Once more I went out to spend an enjoyable night in Hoxton, courtesy of the Indigo Sessions team. As ever, they’d done a great job of assembling some talented young musicians, resulting in a wide range of musical styles coming together for one mid-week night of music. Not a bad Wednesday night out by any stretch of the imagination.
Kicking off the evening’s entertainment was the delightful voice of Phoebe Katis who had such a soulful voice that she immediately took the audience by surprise with the sheer depth of her talent. Accompanied by a very capable pianist, Katis showed her range with a variety of stunning tracks – not least her cover of the Jackson 5 classic ‘I Want You Back;. Her strengths were undoubtedly when her voice lingered in the lower register but she was still able to comfortably hit the high notes, bringing the evening into life in wonderful fashion.
Next up was Samson who delivered a range of songs with a truly impressive voice. Though not bringing much originality to the fray, it was obvious that there was a distinct level of talent running through his veins. He would undoubtedly benefit from having a full, possibly electronic-based, band behind him as the set-up felt a little too familiar and within his comfort zone. There’s no doubting that he can sing, he just needs to start stepping out of his comfort zone a little.
Into the second half of the evening and Lucy Whittaker, along with a tight-as-can-be full live band, took the the stage. Bringing a 2015 version of Lady Sovereign (though significantly less annoying) approach, Whittaker seemed comfortable both belting out notes and delivering a succession of rapid-fire lyrics. At times she could have done with a little more composure, seeming a tad rushed, but the songwriting talent was present throughout and, if she can hang on to this band, there’s the potential for something very special here.
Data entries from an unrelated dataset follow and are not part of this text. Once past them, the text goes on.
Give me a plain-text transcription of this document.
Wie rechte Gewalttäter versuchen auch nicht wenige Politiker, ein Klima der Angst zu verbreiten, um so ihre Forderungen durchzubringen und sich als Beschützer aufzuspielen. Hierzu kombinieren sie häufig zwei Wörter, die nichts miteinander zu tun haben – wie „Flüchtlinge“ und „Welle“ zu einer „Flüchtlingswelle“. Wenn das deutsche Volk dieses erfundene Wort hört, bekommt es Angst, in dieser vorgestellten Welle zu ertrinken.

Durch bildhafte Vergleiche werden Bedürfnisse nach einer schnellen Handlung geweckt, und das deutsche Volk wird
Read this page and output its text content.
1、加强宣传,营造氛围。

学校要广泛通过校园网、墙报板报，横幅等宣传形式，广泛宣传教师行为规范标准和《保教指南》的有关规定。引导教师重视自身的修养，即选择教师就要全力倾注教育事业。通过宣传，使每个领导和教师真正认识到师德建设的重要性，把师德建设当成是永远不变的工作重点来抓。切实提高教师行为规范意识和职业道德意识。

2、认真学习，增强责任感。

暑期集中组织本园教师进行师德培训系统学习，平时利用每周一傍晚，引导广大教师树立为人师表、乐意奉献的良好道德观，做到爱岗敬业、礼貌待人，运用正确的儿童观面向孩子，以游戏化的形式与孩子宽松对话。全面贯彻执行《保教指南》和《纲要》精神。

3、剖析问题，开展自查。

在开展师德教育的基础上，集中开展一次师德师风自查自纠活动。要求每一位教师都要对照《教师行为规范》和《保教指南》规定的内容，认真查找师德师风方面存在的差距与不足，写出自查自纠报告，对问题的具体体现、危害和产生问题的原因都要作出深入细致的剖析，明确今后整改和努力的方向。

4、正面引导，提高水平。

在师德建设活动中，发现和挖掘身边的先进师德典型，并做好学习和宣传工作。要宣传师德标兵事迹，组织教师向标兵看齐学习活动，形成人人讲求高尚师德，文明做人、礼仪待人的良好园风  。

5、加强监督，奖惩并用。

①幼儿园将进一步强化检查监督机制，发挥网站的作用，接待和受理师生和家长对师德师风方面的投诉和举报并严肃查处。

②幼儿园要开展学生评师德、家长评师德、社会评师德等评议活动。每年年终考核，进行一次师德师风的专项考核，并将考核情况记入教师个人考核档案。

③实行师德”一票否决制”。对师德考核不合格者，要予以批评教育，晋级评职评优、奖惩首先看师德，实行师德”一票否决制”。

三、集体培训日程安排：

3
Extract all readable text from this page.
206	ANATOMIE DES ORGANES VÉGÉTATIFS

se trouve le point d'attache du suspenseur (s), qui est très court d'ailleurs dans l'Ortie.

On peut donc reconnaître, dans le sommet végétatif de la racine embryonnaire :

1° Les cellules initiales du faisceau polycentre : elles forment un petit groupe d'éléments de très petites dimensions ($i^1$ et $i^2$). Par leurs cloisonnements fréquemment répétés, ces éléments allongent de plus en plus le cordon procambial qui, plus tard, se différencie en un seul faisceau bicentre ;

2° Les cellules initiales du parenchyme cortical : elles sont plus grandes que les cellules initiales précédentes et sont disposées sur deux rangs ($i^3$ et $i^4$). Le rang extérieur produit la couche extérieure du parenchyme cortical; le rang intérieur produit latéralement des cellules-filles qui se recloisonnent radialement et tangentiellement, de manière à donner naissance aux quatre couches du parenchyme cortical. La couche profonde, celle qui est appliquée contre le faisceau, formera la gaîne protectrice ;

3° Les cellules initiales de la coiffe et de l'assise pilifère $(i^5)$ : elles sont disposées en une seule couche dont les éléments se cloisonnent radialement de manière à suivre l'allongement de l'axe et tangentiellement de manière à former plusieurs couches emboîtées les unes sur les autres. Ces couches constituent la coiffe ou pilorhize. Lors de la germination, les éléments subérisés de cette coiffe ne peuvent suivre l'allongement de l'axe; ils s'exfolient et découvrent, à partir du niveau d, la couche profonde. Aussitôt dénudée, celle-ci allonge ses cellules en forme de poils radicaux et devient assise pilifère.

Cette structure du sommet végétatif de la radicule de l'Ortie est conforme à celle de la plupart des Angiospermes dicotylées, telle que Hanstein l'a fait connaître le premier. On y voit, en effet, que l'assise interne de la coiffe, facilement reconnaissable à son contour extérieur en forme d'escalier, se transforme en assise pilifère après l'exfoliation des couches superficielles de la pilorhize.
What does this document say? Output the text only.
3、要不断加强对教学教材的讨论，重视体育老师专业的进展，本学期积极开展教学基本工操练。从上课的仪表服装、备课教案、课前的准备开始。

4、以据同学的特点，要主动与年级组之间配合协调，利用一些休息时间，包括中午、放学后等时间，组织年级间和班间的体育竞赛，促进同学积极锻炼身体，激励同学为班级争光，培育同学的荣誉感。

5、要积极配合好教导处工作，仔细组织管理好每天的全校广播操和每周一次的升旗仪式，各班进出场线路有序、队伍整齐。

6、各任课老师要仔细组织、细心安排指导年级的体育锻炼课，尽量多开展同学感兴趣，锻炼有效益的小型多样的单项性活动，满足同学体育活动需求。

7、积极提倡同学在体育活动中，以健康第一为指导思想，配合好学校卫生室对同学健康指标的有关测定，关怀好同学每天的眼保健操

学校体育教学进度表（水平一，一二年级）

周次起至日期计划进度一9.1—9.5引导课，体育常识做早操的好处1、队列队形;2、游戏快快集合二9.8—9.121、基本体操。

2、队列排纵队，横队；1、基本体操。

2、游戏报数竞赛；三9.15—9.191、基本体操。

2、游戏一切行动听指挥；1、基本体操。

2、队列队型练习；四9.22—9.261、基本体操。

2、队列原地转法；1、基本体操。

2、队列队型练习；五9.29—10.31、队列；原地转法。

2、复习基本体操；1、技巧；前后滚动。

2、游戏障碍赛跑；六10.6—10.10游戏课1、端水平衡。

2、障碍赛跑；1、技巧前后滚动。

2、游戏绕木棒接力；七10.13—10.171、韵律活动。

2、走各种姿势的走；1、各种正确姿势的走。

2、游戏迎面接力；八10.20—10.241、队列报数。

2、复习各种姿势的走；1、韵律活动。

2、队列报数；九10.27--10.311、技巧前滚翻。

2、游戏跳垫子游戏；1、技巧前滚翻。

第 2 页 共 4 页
Rounding off the night’s proceedings was Corey Fox-Fardell who, equipped with a cheeky smile and an accomplished performer behind the drum pads, used a range of effects to help captivate the audience members that remained. His use of a loop pedal was superb and, barring a slight hiccup which was laughed off like a true professional, the incorporation of a secondary auto-tune mic helped add a variety to his act that most simply wouldn’t bother to risk. Sure, it was at heart a bloke with an acoustic guitar but Fox-Fardell had clearly curated his songs with some level of detail and, despite not bringing the lively energy to the stage that Lucy Whittaker & band had, he closed off the evening with a refreshing level of class and culture.